A vasodilatação cerebral produz aumento de fluxo sangüíneo suficiente para que a oferta de oxigênio mantenha-se constante, preservando as atividades biofísicas do feto. Este fenômeno evidencia-se com a doplerfluxometria da artéria cerebral média pelo aumento da velocidade diastólica e redução dos índices de resistência19, com valores diretamente relacionados à gravidade da hipóxia29,32 (Figura 4).
O mecanismo de centralização torna-se insuficiente à medida que piora a hipoxemia, ocorrendo redução compensatória no consumo de oxigênio pelo tecido cerebral5. A persistência desta condição desencadeia fenômeno de vasoplegia generalizada, caracterizado por modificações hemodinâmicas irreversíveis. O aparecimento de edema cerebral e aumento resultante na pressão intracraniana dificultam a perfusão sangüínea no cérebro. O edema cerebral, devido a acúmulo local de ácido lático, altera a permeabilidade da membrana celular, aumenta a pressão osmótica intracelular e conduz ao edema e necrose tissulares.
Na artéria cerebral média observa-se redução máxima da resistência vascular quando a pO2 do sangue da veia umbilical está entre dois e quatro desvios padrão abaixo da média normal para idade gestacional. À medida que se agrava o déficit de oxigênio, a resistência vascular tende a aumentar como resultado do edema cerebral, traduzindo vasoconstrição. Este fenômeno é conhecido como descentralização, sendo diagnosticado raramente, pouco antes do óbito intra-uterino29.

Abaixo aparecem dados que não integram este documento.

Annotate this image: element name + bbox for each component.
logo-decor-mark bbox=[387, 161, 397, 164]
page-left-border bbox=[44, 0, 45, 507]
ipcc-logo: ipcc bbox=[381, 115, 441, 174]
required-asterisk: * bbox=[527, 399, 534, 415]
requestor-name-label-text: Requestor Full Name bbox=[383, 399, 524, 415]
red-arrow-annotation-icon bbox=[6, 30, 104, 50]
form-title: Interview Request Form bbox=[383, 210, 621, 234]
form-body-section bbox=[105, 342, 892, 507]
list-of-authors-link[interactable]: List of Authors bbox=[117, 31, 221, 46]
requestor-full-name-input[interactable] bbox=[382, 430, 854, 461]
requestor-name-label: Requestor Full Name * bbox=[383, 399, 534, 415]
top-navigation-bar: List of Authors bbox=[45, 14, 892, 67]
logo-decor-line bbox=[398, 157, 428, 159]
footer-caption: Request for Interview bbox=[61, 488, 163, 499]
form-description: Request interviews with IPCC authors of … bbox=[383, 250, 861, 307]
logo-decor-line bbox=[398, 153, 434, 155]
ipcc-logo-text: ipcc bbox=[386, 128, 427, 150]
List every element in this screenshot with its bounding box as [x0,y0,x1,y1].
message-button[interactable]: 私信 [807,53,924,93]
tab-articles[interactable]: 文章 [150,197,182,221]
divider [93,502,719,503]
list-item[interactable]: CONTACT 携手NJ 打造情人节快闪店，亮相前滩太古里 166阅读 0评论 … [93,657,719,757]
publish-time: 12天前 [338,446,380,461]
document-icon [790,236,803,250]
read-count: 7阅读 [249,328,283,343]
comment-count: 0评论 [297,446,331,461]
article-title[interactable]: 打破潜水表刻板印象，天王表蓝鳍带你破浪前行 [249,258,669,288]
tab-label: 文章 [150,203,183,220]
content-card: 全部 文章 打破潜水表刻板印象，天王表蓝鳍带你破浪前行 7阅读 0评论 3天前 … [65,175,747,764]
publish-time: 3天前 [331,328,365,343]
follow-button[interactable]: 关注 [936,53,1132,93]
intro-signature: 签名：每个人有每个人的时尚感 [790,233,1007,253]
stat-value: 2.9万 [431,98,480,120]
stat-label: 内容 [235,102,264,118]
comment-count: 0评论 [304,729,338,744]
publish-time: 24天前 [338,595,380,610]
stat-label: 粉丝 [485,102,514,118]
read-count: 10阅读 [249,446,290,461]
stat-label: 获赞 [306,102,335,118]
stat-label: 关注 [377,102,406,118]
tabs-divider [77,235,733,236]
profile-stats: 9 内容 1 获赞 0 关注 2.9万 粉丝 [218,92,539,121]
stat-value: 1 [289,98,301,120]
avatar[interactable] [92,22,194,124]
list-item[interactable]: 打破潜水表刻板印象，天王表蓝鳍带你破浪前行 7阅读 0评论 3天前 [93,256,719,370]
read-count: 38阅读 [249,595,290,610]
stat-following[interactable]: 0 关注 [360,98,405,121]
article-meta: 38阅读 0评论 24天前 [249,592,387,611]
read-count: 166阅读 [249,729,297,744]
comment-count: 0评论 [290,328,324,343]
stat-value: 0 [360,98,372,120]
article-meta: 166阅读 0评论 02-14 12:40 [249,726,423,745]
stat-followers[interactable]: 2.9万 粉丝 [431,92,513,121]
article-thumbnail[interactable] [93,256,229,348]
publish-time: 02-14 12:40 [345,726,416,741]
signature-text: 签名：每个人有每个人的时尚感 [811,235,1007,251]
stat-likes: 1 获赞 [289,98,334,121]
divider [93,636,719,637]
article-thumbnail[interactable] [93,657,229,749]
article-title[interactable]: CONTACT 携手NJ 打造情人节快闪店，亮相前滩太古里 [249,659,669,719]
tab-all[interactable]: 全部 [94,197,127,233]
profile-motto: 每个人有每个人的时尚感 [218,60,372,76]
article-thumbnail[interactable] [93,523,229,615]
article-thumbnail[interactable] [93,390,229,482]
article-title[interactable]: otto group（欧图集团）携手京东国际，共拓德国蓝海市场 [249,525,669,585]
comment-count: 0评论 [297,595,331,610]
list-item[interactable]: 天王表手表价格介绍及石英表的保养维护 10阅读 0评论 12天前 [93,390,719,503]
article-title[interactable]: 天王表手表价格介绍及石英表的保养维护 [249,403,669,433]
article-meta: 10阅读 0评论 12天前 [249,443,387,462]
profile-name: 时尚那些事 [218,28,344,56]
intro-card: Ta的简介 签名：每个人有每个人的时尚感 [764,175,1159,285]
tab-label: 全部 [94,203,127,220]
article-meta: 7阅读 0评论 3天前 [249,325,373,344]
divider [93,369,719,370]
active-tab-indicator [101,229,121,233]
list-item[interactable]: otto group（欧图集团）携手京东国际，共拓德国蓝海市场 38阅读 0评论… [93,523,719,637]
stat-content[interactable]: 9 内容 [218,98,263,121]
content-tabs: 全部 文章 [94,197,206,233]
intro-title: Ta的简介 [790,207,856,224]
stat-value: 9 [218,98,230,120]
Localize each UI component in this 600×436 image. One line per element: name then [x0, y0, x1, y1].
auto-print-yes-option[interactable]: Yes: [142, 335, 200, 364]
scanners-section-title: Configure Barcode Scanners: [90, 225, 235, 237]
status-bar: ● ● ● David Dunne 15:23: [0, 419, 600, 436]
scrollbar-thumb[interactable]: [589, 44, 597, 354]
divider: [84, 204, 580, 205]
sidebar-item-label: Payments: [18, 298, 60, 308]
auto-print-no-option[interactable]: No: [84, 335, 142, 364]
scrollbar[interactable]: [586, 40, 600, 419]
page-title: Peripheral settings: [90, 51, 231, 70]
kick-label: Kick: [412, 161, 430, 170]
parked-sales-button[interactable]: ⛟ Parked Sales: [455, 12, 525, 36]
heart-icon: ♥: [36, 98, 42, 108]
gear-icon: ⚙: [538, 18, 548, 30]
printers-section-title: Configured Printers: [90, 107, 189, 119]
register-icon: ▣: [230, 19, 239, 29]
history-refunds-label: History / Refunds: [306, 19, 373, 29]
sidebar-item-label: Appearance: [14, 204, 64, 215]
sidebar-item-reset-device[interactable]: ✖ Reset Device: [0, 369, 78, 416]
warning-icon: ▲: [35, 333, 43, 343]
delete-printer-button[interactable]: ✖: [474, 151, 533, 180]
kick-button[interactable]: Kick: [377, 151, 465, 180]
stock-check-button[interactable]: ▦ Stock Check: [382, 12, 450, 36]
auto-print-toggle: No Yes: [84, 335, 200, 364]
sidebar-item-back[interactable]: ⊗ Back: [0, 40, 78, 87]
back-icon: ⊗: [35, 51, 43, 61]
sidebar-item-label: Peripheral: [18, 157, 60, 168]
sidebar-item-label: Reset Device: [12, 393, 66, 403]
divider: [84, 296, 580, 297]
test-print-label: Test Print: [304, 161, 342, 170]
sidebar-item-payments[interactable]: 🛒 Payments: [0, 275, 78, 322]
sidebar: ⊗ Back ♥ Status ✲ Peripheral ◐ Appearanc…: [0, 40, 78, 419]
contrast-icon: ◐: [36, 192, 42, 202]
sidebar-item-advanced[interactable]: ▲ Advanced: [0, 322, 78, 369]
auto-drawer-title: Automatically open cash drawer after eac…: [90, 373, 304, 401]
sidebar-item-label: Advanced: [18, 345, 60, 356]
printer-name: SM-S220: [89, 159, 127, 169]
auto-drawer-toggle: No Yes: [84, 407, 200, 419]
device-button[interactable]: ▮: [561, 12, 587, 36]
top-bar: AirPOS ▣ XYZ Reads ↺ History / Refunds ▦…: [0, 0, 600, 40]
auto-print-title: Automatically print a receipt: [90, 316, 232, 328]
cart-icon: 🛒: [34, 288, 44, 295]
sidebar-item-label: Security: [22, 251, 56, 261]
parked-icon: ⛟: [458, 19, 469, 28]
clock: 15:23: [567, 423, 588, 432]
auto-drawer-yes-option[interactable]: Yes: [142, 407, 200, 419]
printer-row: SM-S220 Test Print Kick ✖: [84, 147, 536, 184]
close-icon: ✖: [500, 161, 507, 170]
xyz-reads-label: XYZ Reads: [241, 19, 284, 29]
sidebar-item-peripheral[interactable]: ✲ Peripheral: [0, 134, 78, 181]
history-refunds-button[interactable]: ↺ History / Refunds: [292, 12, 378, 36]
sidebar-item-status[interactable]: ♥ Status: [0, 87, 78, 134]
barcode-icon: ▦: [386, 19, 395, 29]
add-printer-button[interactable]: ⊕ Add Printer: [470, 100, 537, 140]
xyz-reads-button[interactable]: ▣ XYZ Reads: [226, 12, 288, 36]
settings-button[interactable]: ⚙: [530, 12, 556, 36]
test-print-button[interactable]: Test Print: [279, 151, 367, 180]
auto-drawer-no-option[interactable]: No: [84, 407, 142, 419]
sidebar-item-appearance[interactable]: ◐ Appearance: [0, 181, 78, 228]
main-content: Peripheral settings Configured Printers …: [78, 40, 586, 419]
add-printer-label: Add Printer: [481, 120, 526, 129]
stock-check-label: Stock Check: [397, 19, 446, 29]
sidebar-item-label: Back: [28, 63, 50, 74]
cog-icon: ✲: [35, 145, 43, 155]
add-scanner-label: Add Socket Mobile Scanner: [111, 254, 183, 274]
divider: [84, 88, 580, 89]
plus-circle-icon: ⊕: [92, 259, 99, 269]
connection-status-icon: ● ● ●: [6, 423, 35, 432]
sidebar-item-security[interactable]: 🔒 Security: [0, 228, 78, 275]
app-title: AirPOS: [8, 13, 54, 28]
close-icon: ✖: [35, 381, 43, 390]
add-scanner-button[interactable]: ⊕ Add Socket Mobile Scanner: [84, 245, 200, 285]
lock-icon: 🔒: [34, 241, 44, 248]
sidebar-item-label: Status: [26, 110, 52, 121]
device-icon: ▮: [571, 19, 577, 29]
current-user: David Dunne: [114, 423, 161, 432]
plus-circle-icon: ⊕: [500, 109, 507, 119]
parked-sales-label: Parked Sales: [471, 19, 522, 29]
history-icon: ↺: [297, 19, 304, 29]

A centralização fetal traduz resposta compensatória do concepto. Entretanto, a duração e a eficácia desse mecanismo dependem da capacidade de adaptação e manutenção do equilíbrio hemodinâmico33. O tempo entre a instalação deste processo até o óbito é desconhecido, permanecendo entre um extremo e outro as complicações da morbidade perinatal relacionadas à asfixia34-35.
Conclusão
A insuficiência placentária é uma condição progressiva e irreversível, sendo tratada somente com a resolução da gestação. Porém, o momento ideal para se definir esta conduta é controverso e motivo de investigações. Envolve-se danos causados pela permanência intra-útero sob regime de hipóxia e complicações decorrentes da prematuridade. Neste sentido, a insuficiência placentária e a prematuridade caminham em sentidos opostos no estabelecimento do prognóstico fetal. Nestas situações, embora os avanços tecnológicos nas Unidades de Terapia Intensiva Neonatais tenham reduzido os índices de mortalidade e morbidade, decidir sobre a resolução da gestação permanece como um grande desafio.